Financial Flows: The American Priority
Central to Washington’s strategy is rigorous oversight of all revenue generated by these new oil transactions. The Department of Energy clarified that every dollar will be routed through internationally recognized banks into accounts tightly controlled by US authorities—a mechanism designed, they say, to ensure “legitimacy and integrity” in final distributions. Several factors explain this decision:
- Venezuela’s earnings may be spent solely on US goods.
- This mainly includes agricultural products and pharmaceuticals.

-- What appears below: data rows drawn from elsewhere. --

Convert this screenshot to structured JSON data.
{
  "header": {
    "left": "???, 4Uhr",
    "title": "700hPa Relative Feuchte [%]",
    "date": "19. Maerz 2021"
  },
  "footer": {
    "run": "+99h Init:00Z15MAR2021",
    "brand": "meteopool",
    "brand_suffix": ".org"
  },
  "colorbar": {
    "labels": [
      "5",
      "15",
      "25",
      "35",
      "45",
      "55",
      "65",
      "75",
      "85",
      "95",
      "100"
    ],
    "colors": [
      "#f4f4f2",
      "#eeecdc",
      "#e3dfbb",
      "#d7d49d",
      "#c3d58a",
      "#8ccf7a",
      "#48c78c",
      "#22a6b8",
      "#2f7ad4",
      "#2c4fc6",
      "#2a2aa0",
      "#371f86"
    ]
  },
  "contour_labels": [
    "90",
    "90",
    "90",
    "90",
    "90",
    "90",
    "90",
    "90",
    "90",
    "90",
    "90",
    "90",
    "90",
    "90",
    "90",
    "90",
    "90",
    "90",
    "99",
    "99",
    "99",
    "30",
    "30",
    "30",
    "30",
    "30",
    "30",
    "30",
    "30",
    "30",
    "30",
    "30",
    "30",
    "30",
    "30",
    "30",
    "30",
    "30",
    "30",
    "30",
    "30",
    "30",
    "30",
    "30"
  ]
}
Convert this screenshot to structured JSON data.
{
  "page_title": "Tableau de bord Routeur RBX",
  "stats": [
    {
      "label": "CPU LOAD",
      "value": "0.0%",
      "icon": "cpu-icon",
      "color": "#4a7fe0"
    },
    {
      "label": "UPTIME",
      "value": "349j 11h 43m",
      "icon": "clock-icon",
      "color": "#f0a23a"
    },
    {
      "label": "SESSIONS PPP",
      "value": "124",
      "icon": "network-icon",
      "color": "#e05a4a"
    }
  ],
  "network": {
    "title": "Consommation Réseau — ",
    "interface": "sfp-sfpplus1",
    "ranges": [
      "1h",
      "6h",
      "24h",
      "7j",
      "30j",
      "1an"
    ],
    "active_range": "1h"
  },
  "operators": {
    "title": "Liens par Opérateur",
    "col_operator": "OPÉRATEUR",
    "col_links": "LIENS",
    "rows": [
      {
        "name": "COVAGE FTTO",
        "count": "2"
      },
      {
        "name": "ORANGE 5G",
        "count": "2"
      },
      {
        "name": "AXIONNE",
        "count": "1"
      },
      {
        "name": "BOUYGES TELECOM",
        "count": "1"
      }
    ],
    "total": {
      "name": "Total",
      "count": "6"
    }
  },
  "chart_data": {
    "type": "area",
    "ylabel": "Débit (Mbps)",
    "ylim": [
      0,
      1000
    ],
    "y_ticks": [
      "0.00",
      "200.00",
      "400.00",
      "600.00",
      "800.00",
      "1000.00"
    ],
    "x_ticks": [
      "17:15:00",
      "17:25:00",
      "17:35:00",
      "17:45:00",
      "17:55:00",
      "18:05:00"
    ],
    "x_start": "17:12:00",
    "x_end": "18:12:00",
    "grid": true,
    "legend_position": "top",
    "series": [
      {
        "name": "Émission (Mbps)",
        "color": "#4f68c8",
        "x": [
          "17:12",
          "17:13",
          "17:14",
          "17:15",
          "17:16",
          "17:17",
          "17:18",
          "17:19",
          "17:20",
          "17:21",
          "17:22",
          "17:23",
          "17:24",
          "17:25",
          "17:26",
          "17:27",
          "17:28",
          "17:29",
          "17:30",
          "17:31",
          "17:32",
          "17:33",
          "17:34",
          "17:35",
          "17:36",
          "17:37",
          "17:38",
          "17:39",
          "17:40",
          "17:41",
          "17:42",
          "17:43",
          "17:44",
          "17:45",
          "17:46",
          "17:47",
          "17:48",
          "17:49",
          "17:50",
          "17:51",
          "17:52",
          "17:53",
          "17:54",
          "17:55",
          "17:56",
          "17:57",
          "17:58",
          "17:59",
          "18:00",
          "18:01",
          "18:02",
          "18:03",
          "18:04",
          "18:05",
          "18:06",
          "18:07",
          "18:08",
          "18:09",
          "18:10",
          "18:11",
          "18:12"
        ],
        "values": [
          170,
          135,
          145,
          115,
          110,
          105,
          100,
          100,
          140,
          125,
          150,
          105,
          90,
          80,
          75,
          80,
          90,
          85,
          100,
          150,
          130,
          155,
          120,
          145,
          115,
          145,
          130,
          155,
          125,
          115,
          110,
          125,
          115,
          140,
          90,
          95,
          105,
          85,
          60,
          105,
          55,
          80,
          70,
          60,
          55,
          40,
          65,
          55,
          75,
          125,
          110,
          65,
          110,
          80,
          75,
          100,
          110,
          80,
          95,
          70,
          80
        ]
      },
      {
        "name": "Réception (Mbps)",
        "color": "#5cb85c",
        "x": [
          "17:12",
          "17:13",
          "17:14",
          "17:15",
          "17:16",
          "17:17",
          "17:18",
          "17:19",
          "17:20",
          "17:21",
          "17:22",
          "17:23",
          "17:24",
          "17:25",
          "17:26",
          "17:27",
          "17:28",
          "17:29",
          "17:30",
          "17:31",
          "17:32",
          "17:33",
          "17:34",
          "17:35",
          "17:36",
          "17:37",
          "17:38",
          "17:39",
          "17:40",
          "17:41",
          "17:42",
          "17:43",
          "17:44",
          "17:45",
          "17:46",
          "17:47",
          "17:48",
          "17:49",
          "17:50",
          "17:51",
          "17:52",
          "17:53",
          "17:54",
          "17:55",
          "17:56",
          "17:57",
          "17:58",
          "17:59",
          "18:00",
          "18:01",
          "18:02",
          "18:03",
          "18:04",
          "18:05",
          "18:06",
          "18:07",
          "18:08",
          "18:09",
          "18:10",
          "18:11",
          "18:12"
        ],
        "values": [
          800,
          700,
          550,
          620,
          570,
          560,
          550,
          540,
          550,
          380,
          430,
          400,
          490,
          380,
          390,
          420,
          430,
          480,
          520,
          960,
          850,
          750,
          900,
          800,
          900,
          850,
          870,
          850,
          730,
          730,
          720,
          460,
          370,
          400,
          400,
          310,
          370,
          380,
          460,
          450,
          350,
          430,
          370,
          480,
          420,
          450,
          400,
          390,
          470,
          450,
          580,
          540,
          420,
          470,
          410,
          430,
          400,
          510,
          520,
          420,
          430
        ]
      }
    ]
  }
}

- The arrangement restricts Venezuela’s independent economic maneuvering.
Tensions and Diplomatic Nuance
Despite inevitable criticism alleging appropriation or even theft of Venezuelan resources, US officials have dismissed such claims as baseless. Energy Secretary Chris Wright, pushing back on the narrative, insists: “There’s no truth to any talk of theft.” As Washington prepares for further dialogue—highlighted by an upcoming meeting between President Trump and leading figures from America’s oil sector—the stakes for both nations remain high. Behind closed doors and carefully crafted public statements lies a delicate balancing act: seeking renewed influence over South American oil while maintaining a veneer of international cooperation.
The outcome? A risky but calculated power play by the United States as it seeks to steer both the present and future direction of Venezuelan oil policy.